III- La mondialisation, responsable des fractures internes ?
A-
Un dualisme économique ville-campagne qui précède la mondialisation et qui
l’explique
La grande pauvreté et les inégalités entre les villes et les campagnes reflète un épuisement du
modèle économique chinois et sont pour partie à l’origine des réformes de Deng Xiaoping à la
fin des années 1970. Donc les inégalités expliquent l’ouverture au monde et l’intégration à la
mondialisation.
B-
Les modalités d’ouverture de la Chine à l’origine des inégalités entre provinces
La stratégie de développement chinoise repose essentiellement sur les zones côtières. Les
autorités ont fait le choix de l’efficacité plutôt que celui de l’équité avec l’espoir d’une
redistribution des effets positifs (échanges et investissements) qui reste très limitée. En outre,
les disparités interprovinciales existent avant même 1949. Toutefois, puisque la part de
financement du gouvernement central a tendance à diminuer au profit des budget provinciaux
(décentralisation relative), les moyens locaux disponibles suivent l’évolution économique de
la province et reflètent donc son intégration ou non à la mondialisation.
C-
La mondialisation au coeur des disparités chinoises ?
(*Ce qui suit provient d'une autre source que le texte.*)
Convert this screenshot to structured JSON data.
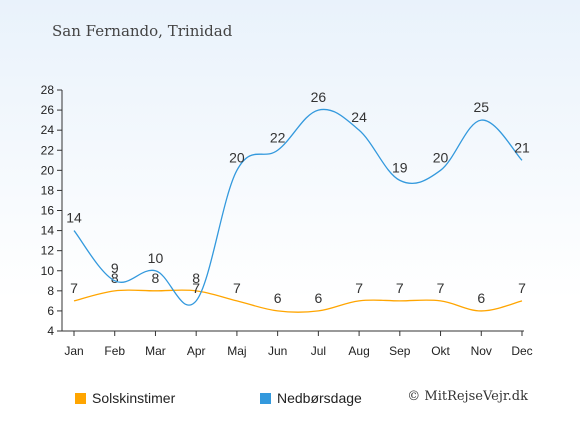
{
  "title": "San Fernando, Trinidad",
  "credit": "© MitRejseVejr.dk",
  "colors": {
    "sun": "#ffa500",
    "rain": "#3399dd"
  },
  "chart_data": {
    "type": "line",
    "categories": [
      "Jan",
      "Feb",
      "Mar",
      "Apr",
      "Maj",
      "Jun",
      "Jul",
      "Aug",
      "Sep",
      "Okt",
      "Nov",
      "Dec"
    ],
    "ylim": [
      4,
      28
    ],
    "yticks": [
      4,
      6,
      8,
      10,
      12,
      14,
      16,
      18,
      20,
      22,
      24,
      26,
      28
    ],
    "grid": false,
    "legend_position": "bottom",
    "series": [
      {
        "name": "Solskinstimer",
        "color": "#ffa500",
        "values": [
          7,
          8,
          8,
          8,
          7,
          6,
          6,
          7,
          7,
          7,
          6,
          7
        ]
      },
      {
        "name": "Nedbørsdage",
        "color": "#3399dd",
        "values": [
          14,
          9,
          10,
          7,
          20,
          22,
          26,
          24,
          19,
          20,
          25,
          21
        ]
      }
    ]
  }
}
Les disparités interrégionales correspondent en grande partie à une inégale intégration des
régions dans l’espace mondiale et dans les échanges mondiaux, et de la même façon les
différents secteurs et groupes sociaux ne sont pas tous en mesure de tirer le même parti de la
mondialisation. La mondialisation pousse en particulier aux migrations internes et à
l’accroissement de la population flottante. Mais des études montrent également que les
espaces les plus ouverts sont aussi ceux dans lesquels les inégalités entre revenus urbains et
revenus ruraux s’atténuent. La non-participation à la mondialisation a pénalisé certaines
régions en les privant en particulier de la possibilité de combler les écarts de revenus et le
développement humain entre les populations urbaine et rurale. Et ce d’autant que des raisons
politiques comme la disparition des entreprises d’Etat avec les privilèges sociaux qui les
accompagnent la mondialisation de l’économie chinoise.
CC : L’exemple de la Chine montre bien qu’il n’y a pas de relation univoque entre mondialisation et
inégalités. Si la mondialisation produit de la croissance dans les pays émergent, l’exemple chinois confirme
également que la mondialisation génère des gagnants et des perdants et des inégalités de développement à
toutes les échelles. Ce sont les choix politiques chinois qui détermineront la redistribution ou non de la
croissance produite issu de l’intégration de la Chine à la mondialisation qui n’est donc qu’un des aspects
explicatifs des évolutions socio-économiques chinoises.